Lockdown Diaries III, Day 18: Beds without Patients

My apologies: Lockdown Diaries III went a shameless eleven days without posting about the latest miseries caused by coronavirus. This, (surprisingly!), was not due to the lack of happenings: we’ve now got a Tier 5 introduced now on top of all the other tiers, we cycled through several reopening date for schools until they will now only reopen after February half-term… and so on.

There was also the whole delightful shebang known as Brexit; with or without an agreement, by now I’m not sure which it came out in the end, nor do I care any  more. We can’t do anything and go anywhere anyway. Life has ground to another complete halt and for some more of us, it will never start up again.

Last March, as the coronavirus cases started to rise, we all had to put our lives on hold – to protect the NHS.

As a society, we went through a lot in order to protect the NHS: People lost their jobs, children didn’t go to school, non-urgent¹ medical procedures were postponed, holidays were cancelled, weddings repeatedly rescheduled. We let our loved ones die alone and unvisited in hospitals, care homes and hospices; we let funerals pared down to such brutal basics that they provided absolutely no comfort to the mourners.

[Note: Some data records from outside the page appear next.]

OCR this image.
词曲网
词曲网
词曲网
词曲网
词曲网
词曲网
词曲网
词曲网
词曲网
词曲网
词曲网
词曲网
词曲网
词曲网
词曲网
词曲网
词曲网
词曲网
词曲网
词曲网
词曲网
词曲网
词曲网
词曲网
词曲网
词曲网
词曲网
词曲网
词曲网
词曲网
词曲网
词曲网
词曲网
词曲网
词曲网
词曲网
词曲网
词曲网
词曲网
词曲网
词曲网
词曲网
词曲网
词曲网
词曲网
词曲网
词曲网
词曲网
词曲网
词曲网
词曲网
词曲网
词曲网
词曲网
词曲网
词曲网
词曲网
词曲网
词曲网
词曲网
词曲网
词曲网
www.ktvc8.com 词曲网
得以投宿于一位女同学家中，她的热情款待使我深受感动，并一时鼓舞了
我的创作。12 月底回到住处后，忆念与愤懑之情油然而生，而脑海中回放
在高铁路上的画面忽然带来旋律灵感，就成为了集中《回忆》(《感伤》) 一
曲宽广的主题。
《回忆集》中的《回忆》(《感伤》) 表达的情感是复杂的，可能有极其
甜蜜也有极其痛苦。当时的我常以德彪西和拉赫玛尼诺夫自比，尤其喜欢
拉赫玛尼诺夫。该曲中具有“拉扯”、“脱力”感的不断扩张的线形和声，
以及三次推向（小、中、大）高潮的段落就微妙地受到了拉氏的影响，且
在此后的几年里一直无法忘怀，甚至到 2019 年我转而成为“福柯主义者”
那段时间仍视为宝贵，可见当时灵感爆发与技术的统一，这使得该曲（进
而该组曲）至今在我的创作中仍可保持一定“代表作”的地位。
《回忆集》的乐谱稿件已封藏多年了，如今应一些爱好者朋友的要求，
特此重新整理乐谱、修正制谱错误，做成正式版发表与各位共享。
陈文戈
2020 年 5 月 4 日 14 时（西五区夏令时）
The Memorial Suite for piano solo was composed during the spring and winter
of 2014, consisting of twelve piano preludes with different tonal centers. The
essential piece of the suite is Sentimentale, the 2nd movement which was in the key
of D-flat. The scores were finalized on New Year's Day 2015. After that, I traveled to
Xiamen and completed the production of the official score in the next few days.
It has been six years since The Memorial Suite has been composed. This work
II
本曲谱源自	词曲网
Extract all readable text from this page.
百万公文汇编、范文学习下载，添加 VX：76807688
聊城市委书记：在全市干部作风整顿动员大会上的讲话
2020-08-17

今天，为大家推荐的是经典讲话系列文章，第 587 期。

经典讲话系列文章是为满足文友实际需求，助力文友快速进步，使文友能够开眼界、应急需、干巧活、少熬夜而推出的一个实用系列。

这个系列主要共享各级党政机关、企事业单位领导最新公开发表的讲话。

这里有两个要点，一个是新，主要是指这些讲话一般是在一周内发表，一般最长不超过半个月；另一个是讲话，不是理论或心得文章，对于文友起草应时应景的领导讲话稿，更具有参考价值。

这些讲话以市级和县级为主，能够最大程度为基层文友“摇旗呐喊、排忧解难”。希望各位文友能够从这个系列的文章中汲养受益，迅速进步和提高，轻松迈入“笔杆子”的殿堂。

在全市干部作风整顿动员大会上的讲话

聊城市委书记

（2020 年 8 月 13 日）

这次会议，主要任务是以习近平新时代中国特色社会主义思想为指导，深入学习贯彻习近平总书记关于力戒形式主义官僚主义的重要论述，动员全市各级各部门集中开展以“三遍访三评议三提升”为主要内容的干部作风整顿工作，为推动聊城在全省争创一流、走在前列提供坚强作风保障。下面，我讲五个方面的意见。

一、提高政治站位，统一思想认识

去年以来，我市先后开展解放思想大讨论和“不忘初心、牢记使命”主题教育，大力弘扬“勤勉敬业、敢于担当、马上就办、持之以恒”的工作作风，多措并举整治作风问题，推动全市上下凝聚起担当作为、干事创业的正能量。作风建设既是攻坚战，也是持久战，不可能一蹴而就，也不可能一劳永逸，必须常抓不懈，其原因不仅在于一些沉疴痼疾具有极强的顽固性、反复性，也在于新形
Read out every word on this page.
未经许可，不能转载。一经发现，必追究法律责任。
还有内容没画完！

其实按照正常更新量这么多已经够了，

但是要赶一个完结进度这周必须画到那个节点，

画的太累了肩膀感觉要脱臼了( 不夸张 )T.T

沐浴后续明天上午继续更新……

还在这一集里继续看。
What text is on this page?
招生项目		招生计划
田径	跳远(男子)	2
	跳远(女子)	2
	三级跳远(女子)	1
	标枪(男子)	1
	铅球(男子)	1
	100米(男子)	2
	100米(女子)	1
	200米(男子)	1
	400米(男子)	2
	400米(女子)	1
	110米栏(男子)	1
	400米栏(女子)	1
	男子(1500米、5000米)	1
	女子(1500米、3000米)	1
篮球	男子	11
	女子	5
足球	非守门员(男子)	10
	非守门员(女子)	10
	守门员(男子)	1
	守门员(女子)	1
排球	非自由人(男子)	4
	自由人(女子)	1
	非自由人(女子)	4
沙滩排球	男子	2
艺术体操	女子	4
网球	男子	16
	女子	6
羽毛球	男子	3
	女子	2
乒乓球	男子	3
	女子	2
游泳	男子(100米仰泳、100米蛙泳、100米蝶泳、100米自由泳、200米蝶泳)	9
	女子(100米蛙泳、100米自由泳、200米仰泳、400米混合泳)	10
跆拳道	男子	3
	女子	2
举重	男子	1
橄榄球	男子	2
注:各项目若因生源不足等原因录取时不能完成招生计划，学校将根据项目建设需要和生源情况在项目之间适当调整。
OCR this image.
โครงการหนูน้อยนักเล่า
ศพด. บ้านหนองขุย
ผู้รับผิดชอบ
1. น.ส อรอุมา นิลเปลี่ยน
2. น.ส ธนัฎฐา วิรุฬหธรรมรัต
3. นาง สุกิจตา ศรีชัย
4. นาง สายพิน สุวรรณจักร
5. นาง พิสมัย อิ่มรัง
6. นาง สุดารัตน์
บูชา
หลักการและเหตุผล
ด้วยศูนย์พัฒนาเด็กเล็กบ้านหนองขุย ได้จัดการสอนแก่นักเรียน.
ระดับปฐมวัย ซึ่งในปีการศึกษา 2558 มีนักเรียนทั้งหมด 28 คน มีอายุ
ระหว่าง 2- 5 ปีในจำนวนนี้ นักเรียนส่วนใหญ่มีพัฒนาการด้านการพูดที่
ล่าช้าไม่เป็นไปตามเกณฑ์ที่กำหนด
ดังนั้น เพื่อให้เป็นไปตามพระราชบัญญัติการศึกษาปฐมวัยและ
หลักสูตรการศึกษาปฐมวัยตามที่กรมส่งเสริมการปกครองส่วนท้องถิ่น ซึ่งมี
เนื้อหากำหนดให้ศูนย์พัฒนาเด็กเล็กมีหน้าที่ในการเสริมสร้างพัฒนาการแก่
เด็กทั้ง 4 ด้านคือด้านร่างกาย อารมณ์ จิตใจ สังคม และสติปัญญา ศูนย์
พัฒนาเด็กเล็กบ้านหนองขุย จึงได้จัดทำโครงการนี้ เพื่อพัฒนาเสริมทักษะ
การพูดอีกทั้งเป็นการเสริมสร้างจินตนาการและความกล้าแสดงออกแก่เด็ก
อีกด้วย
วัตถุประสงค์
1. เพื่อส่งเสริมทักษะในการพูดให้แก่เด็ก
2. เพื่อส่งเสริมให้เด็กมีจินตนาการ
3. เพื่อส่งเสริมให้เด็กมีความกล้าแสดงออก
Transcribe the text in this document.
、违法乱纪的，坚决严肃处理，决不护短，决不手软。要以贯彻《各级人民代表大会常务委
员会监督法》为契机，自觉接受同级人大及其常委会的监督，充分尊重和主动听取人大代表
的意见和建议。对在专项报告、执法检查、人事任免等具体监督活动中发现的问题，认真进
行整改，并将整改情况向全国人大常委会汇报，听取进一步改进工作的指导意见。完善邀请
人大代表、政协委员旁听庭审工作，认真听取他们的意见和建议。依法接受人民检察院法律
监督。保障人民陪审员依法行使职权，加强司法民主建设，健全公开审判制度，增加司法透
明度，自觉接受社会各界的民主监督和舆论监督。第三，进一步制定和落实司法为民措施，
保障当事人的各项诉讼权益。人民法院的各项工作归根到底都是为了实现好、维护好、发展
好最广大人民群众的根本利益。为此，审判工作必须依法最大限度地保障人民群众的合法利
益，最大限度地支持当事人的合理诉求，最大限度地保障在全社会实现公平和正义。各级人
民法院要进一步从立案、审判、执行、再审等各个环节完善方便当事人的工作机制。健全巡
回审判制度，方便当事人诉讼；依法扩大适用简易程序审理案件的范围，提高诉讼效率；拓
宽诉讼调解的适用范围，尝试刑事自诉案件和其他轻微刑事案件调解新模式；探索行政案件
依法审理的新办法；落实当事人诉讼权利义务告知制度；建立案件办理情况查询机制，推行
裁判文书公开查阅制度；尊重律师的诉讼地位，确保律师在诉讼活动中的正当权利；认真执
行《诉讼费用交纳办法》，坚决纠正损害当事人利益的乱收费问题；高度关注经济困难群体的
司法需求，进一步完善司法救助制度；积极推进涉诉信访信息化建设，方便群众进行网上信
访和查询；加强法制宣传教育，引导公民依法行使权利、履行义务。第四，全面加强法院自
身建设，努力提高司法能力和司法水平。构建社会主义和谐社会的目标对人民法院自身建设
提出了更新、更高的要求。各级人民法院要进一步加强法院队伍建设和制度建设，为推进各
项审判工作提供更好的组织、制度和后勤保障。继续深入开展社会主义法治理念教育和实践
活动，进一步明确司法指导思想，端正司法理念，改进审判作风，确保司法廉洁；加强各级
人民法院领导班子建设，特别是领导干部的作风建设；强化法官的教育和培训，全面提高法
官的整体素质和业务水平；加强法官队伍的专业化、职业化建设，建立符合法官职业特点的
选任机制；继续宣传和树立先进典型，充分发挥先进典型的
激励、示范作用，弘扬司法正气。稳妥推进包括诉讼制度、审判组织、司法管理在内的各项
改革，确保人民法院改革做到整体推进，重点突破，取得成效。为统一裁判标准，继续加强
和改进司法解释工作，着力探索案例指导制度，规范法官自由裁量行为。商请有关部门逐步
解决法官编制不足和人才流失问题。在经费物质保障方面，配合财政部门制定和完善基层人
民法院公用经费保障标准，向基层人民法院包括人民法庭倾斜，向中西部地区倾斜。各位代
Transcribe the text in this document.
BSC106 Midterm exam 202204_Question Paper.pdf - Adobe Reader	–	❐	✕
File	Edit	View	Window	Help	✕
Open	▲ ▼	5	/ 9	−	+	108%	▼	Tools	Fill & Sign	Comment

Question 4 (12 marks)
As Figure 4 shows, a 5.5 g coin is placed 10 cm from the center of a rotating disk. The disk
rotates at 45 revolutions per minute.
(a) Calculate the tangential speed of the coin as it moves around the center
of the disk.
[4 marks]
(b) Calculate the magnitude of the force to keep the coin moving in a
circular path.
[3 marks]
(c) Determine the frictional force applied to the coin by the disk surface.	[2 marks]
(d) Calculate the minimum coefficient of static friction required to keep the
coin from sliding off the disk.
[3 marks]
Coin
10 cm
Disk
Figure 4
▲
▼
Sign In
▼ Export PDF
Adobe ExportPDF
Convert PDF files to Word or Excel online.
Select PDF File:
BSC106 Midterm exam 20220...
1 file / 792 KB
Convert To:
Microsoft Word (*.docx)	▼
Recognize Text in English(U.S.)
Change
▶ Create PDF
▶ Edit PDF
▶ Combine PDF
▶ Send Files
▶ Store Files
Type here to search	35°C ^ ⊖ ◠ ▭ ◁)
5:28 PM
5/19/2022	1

But for what? Coronavirus is still rising. We’re no better off than we were last March. We’ve undergone all this s**t for no benefit whatsoever. Except of course – we did protect the NHS.

For whose benefit, I’d like to know?

Because it’s not for the benefit of the dying, who are facing, on a daily basis, the unpalatable choice between receiving palliative care at the cost of never seeing their loved ones again  or struggling with their end-of-life symptoms alone at home, under  palliative remote control.

Which do you prefer, my dear:

      • to have your family around you while you’re still well enough to be able to see their faces, touch their hands, listen to their voices
      • or to have your pain and other horrible symptoms be brought under control so that you suffer less but never see them again?

The crisp, white, empty beds in hospices all over the country bear mute testimony to the answer.  

On top of all the months they have already spent shielding alone in their bedrooms, wistfully gazing out of their windows, the terminally ill do not want to continue to also die alone.

Notes:
¹ What is a non-urgent medical procedure anyway? Surely, you either need the procedure (in which case it's urgent, so that you can stop suffering and be healed), or you don't need the procedure at all (in which case it should have never been suggested to you in the first place).